Das Bild oben verdeutlicht diese Problematik. Am Schaft von Britta wurde die Innenkante schon abgefeilt, um den Druck zu reduzieren. Der Walther-Schaft rechts zeigt deutlich mehr Freiraum und damit bessere Voraussetzungen für Anschläge, die das Gewehr nah zum Körper nehmen. In der Spitzenklasse geht der Trend deutlich zu solchen ‘steilen’ Positionen, bei denen Hüfte und Schulter annähernd parallel zur Schußrichtung gestellt werden.
Ein Blick auf den KK-Schaft zeigt, wie es aussehen könnte: der T-förmig abgeschlossene Hinterschaft endet deutlich höher und bietet trotzdem einen ebenso stabilen Ansatz für das Getriebe der Schaftkappe.
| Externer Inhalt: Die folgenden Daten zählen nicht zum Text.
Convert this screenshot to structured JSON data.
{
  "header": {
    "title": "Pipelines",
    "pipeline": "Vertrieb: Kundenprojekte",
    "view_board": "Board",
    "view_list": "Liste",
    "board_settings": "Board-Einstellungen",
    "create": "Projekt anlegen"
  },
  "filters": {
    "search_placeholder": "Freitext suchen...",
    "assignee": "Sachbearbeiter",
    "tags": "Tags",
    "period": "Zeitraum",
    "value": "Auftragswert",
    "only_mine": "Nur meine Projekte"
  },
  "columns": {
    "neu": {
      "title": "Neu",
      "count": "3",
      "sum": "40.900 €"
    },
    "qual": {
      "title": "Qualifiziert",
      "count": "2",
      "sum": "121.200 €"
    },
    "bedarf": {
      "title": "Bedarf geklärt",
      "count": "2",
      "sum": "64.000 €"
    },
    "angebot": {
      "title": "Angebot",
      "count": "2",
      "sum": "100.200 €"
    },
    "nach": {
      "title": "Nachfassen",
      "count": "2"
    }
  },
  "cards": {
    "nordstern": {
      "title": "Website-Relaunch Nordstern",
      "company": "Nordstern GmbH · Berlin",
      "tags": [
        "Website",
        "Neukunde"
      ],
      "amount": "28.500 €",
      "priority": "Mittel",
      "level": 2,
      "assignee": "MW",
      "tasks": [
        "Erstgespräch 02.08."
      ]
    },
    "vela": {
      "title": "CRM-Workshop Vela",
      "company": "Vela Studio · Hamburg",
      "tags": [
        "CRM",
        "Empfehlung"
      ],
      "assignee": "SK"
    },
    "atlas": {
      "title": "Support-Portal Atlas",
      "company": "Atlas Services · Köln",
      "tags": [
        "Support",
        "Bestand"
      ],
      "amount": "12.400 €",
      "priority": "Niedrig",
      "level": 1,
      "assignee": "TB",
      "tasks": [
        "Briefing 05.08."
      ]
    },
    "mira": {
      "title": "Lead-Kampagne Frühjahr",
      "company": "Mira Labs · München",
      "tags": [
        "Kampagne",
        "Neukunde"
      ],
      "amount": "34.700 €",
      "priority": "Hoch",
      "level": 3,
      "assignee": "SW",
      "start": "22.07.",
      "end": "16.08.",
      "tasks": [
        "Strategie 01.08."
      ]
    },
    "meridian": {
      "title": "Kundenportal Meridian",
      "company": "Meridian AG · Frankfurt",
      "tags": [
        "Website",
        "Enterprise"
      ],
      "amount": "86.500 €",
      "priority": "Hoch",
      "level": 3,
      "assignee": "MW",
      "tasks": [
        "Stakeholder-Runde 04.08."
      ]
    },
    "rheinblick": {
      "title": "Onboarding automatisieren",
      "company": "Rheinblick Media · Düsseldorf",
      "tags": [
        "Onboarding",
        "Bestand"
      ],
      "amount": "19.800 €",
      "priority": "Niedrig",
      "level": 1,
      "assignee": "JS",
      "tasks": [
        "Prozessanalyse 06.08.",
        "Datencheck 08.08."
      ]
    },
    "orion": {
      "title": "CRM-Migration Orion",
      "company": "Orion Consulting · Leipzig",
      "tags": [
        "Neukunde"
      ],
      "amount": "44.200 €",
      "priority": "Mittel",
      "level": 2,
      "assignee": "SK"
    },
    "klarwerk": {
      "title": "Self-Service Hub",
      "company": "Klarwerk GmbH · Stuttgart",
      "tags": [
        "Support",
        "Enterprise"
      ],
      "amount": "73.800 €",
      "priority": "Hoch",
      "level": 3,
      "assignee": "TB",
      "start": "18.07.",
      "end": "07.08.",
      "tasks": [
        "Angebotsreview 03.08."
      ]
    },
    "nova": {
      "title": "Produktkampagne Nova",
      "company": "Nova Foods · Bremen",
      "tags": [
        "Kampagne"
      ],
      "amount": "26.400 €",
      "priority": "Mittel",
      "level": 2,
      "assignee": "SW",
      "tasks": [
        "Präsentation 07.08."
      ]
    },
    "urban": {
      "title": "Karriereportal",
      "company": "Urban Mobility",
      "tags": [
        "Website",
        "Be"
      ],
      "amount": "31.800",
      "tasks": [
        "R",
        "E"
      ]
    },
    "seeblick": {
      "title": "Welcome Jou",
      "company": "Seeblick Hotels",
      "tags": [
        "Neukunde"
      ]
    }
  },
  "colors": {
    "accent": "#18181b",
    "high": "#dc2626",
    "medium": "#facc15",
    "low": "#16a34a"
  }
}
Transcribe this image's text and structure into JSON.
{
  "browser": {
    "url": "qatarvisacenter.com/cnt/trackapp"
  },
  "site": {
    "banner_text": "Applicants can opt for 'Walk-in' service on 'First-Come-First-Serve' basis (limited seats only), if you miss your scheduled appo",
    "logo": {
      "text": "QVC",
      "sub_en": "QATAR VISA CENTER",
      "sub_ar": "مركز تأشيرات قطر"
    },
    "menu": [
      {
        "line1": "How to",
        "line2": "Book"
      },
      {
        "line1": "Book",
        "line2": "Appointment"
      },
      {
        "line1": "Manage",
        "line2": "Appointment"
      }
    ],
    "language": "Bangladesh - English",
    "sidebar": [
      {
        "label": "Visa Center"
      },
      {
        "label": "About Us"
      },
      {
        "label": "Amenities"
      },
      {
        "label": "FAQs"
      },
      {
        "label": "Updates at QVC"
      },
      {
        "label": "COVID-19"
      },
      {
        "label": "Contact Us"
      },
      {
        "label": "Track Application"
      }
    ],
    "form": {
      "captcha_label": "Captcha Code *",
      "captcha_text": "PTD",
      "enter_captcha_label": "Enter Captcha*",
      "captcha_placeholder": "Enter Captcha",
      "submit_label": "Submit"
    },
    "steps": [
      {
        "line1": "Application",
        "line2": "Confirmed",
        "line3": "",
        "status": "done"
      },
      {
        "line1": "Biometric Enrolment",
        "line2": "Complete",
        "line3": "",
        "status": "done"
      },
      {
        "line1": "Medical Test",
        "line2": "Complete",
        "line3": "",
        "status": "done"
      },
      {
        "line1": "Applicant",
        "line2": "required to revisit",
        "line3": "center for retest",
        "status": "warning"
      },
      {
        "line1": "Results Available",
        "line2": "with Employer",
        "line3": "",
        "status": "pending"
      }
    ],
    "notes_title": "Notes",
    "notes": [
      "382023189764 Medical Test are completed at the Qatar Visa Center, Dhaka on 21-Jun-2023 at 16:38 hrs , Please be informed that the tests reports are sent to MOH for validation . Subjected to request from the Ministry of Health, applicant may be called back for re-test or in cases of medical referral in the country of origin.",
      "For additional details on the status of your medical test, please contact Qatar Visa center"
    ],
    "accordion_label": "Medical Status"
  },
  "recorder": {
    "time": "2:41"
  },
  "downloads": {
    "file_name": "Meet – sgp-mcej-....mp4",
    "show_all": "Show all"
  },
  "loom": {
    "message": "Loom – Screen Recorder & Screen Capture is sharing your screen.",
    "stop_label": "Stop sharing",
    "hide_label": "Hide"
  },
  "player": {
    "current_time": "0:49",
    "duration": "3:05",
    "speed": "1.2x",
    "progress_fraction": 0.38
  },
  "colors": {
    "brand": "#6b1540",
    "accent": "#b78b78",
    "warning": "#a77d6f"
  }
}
Die Aussparungen im Hinterschaft der 2002 Alu dienen in erster Linie wohl optischen Erwägungen. Sie eignen sich nebenher, um zusätzliche Gewichte unter zu bringen, wie Britta das bei ihrem Schaft schon getan hat. Die oft kopflastigen Alu-Luftgewehre bedürfen am hinteren Ende meist massiver Beschwerungen, um die Balance auszutarieren.
Nach unseren Erfahrungen sollte sich der Schwerpunkt beim Stehendschießen etwa einen Zentimeter vor der Stützhand befinden, damit die Waffe im Anschlag leicht über die Mündung abkippt. Die Schaftkappe des Anschütz LG ’s bietet alle nötigen Verstellmöglichkeiten und ist damit auch für den Dreistellungskampf geeignet. Die Oberfläche im Mittelteil und am unteren Flügel ist allerdings relativ glatt und beugt einem Verrutschen in der Schulter damit nur bedingt vor.
Insgesamt
Der Alu-Schaft von Anschütz bietet mehr Anpassungsmöglichkeiten als Feinwerk. Insbesondere der verstellbare Griff in zwei Größen stellt einen klaren Vorteil dar. Im Vergleich zum Walther Rahmen stört der zu tief gezogene Hinterschaft, der konstruktiv unnötig ist und die Freiräume bei der Anschlagsgestaltung deutlich einschränkt. Das Design wirkt nicht zuletzt aufgrund dieses Endstücks klobiger als die Entwürfe von FWB und Walther.
Das dürfte den Fans des 2002 Pressluft Antriebs aber kaum verunsichern, zumal der Gesamteindruck fraglos überzeugt. Wer sich für die 2002 mit Aluschaft entschließt, dem garantiert Jochen Anschütz die Auslieferung noch im alten Jahrtausend.